Norwegian aluminium producer Norsk Hydro ASA released financial results for the second quarter on Monday. The firm’s bottom line suffered due to the twin effects of a drop in prices and an attack on the company’s IT systems.
In the second quarter, Hydro reported an EBIT of NOK656 million, down on the year from last year’s second-quarter EBIT of NOK2,986 million. Underlying EBIT for the quarter totaled NOK875 million, off of the second-quarter underlying EBIT of NOK2,713 million last year. Hydro chalked up the difference to lower realized prices for alumina and aluminium and losses incurred due to the cyber attack on the firm’s IT system earlier in the year. However, losses last quarter were moderately tempered by positive currency effects.
The second quarter saw underlying EBIT for Primary Metal fall from a gain of NOK755 million last year to a loss of NOK604 million, largely due to a drop in all-in metal prices. Underlying EBIT for Rolled Products also declined in the quarter, from NOK212 million last year to NOK75 million due to lower production volumes and increased personnel costs.
Extruded Solutions fared somewhat better in the quarter, reporting an underlying EBIT of NOK772 million, off from last year’s result of NOK957 million.
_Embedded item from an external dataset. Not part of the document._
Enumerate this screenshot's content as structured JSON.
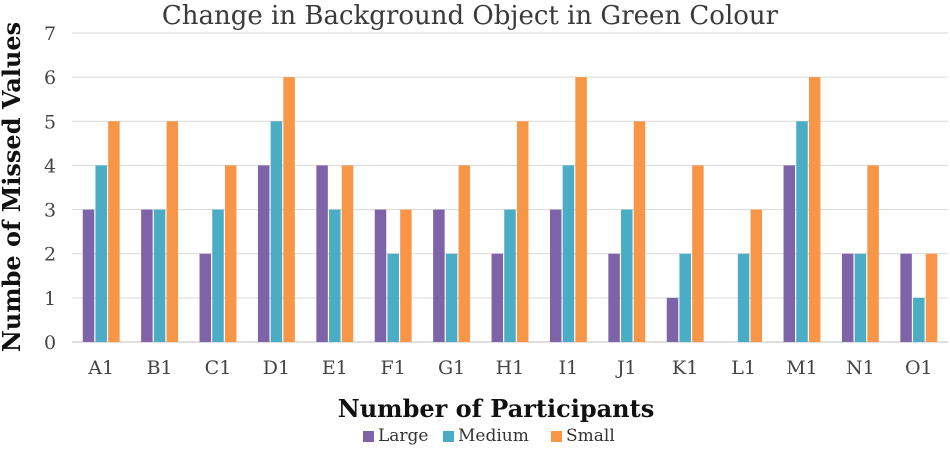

Higher margins helped blunt the blow of increased costs, lower volumes, and the impact of the cyber attack, which hit this segment the hardest. Hydro estimates the attack’s total damage to the company in the quarter to be between NOK250 million to NOK300 million.
“Alunorte reached 80-85 percent capacity utilization in June, within the targeted 75-85 percent capacity utilization for the state-of-art press filter technology,” explained President and CEO Hilde Merete Aasheim. “Paragominas and Albras are also ramping up successfully. This is a great achievement by the Brazilian organization.”
“We maintain our view of a global primary aluminium market in deficit for 2019 in the range 1-1,5 million tonnes. We take down expected global primary demand growth for 2019 to 1-2 percent, as we are seeing signs of weakening in some of our market segments.”
Norsk Hydro, which was founded in 1905, financed by the Swedish Wallenberg family and French banks, began its life named Norsk hydro-elektrisk Kvælstofaktieselskab (literally, “Norwegian hydro-electric nitrogen limited”) by Sam Eyde. The Norwegian government owns approximately 40% of the company at the present time. Norsk Hydro is one of the largest aluminium companies in the world, with plants in Rjukan, Raufoss, Vennesla, Karmøy, Høyanger, Årdal, Sunndalsøra, and Holmestrand. Norsk also has several plants abroad, including in Germany and Brazil.